Les travailleurs de GTP, en grève dans plusieurs régions du Sud depuis une semaine, réclament le départ du directeur régional et la dissolution du syndicat en plus d’autres revendications socioprofessionnelles en suspens. Bien que la direction régionale ait ordonné la fermeture des bases de vie en ce début du mois de Ramadhan, les employés décident de maintenir leur mouvement de grève, enclenché le 30 avril dernier.
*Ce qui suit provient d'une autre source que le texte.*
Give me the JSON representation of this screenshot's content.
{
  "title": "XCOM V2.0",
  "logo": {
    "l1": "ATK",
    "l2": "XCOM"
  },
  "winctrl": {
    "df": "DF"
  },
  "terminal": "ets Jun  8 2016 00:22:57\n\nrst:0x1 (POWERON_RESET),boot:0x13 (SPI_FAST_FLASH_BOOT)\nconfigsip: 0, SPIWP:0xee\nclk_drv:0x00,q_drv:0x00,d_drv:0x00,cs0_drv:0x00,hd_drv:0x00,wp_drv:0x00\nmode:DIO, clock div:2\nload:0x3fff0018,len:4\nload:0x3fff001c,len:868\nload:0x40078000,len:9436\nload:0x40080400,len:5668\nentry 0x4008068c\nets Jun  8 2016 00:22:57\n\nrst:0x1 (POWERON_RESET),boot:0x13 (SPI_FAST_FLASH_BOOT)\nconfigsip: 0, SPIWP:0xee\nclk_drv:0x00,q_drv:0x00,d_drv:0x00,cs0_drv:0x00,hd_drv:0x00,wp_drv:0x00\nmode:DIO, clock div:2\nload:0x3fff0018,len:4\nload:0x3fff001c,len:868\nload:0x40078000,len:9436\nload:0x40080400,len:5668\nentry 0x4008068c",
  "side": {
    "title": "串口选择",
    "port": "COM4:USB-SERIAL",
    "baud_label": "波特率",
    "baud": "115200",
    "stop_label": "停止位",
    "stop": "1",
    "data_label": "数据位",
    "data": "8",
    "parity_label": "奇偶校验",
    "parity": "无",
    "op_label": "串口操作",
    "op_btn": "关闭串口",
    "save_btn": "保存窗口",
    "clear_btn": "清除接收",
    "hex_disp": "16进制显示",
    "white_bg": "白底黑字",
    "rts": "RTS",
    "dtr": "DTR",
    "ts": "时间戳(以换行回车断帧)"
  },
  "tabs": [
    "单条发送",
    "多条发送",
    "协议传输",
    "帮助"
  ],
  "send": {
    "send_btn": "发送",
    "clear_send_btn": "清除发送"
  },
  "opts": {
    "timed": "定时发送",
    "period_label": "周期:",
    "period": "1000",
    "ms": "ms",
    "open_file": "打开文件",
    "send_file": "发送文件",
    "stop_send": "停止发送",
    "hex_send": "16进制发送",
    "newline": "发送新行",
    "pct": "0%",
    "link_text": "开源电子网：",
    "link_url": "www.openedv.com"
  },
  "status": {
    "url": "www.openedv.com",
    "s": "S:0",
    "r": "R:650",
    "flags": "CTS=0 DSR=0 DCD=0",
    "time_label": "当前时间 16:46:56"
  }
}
Depuis une semaine, plus de 90% des travailleurs de l’entreprise des grands travaux pétroliers GTP, filiale névralgique de la compagnie Sonatrach, mènent une grève ouverte dans toutes les unités implantées dans le Grand-Sud du pays pour exiger des responsables de répondre à leurs revendications socioprofessionnelles. Une grève ponctuée par des sit-in matinaux et nocturnes réguliers devant les sièges de leurs bases respectives établies à Hassi Messaoud et Hassi-R’mel. Leurs collègues d’In Aménas, Gassi Touil, Ohanet et TFT et Ourhoud, appartenant à la même filiale, ont rejoint le mouvement de protestation.
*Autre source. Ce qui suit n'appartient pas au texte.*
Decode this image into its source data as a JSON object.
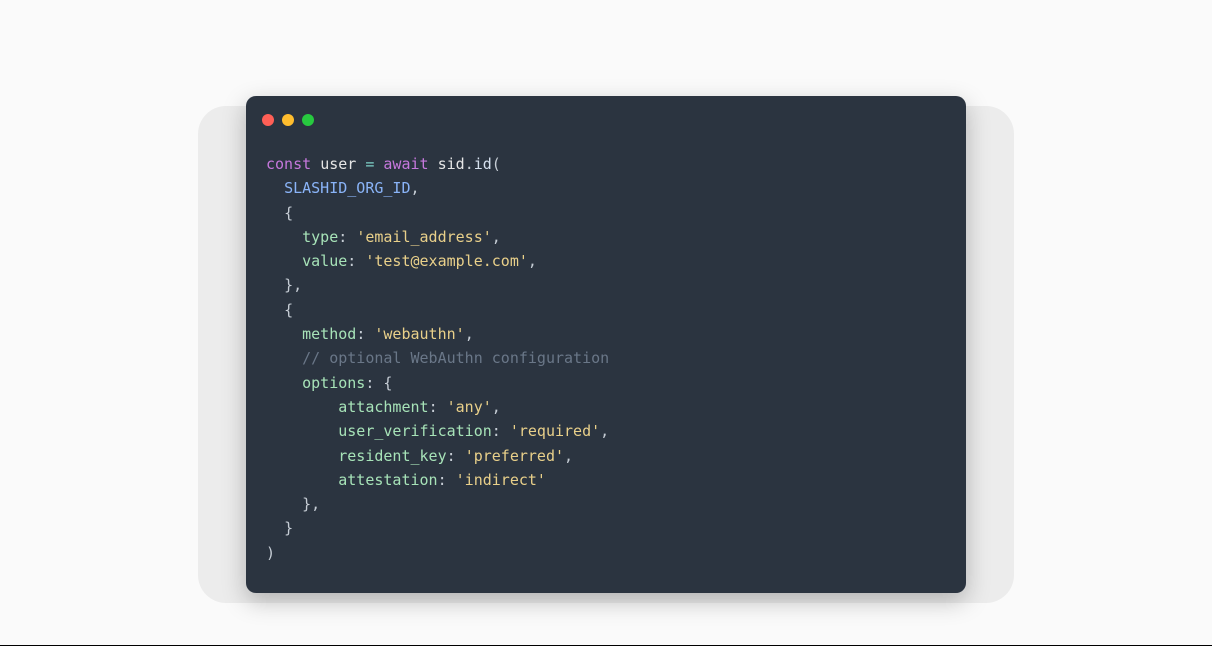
{
  "code": {
    "kw_const": "const",
    "var_user": "user",
    "op_eq": "=",
    "kw_await": "await",
    "obj_sid": "sid",
    "dot1": ".",
    "fn_id": "id",
    "open_paren": "(",
    "arg_org": "SLASHID_ORG_ID",
    "comma": ",",
    "brace_open": "{",
    "brace_close": "}",
    "close_paren": ")",
    "key_type": "type",
    "key_value": "value",
    "key_method": "method",
    "key_options": "options",
    "key_attachment": "attachment",
    "key_user_verification": "user_verification",
    "key_resident_key": "resident_key",
    "key_attestation": "attestation",
    "str_email_addr": "'email_address'",
    "str_test_email": "'test@example.com'",
    "str_webauthn": "'webauthn'",
    "str_any": "'any'",
    "str_required": "'required'",
    "str_preferred": "'preferred'",
    "str_indirect": "'indirect'",
    "comment": "// optional WebAuthn configuration",
    "colon": ":"
  },
  "traffic": {
    "red": "close",
    "yellow": "minimize",
    "green": "zoom"
  }
}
Après l’échec des pourparlers entre la direction de l’entreprise et les grévistes, et devant la persistance de la grève, la direction régionale a procédé, à travers une note interne datée du
4 mai 2019, à la fermeture des bases de vie LPG et Irara et à la mise en congé de l’ensemble du personnel. Cette décision est entrée en vigueur hier, 6 mai 2019, indique la même note, en précisant que pour les bases éloignées, «la prise en charge en matière d’hébergement et de restauration sera imputée au personnel en arrêt de travail». Dans cette note, dont nous disposons d’une copie, la direction régionale de Hassi Messaoud a souligné la gravité de la situation en indiquant que la poursuite de la grève perturbe gravement le fonctionnement de l’Entreprise, met à l’arrêt les projets en cours et menace sa pérennité si venait à perdurer. Tout en évoquant «une violation des dispositions légales par les employés malgré les engagements pris en vue d’une prise en charge de leurs requêtes». L’entreprise avait promis, lors d’une réunion tenue mercredi dernier entre le partenaire social et la direction régionale de GTP, d’examiner graduellement tous les points contenus dans la plateforme de revendications, dont notamment l’application du régime de travail 4×4 comme le reste des sociétés pétrolières, l’alignement de leurs salaires sur ceux des employés de Sonatrach avec une augmentation de 20%, l’amélioration des conditions d’hébergement et de restauration, la prolongation des contrats à un an et la permanisation des employés ayant quatre ans et plus de services. Une délégation composée du directeur général adjoint de GTP, du directeur des ressources humaines et d’un représentant syndical s’est rendue à Hassi Messaoud pour tenter de résoudre ce conflit opposant la direction régionale de Hassi Messaoud et le collectif des travailleurs des régions du Sud. A l’issue de cette réunion, la direction de l’entreprise GTP s’est engagée à examiner l’ensemble des revendications soulevées dans le préavis de grève du 30 avril dernier, tout en exhortant les personnels à regagner leur poste. Un engagement qui n’aura visiblement pas suffi à convaincre les protestataires, qui comptent donc poursuivre le mouvement jusqu’à la satisfaction de tous les points de la plateforme de revendications, mettant en péril l’une des plus importantes filiales de la compagnie nationale d’hydrocarbures.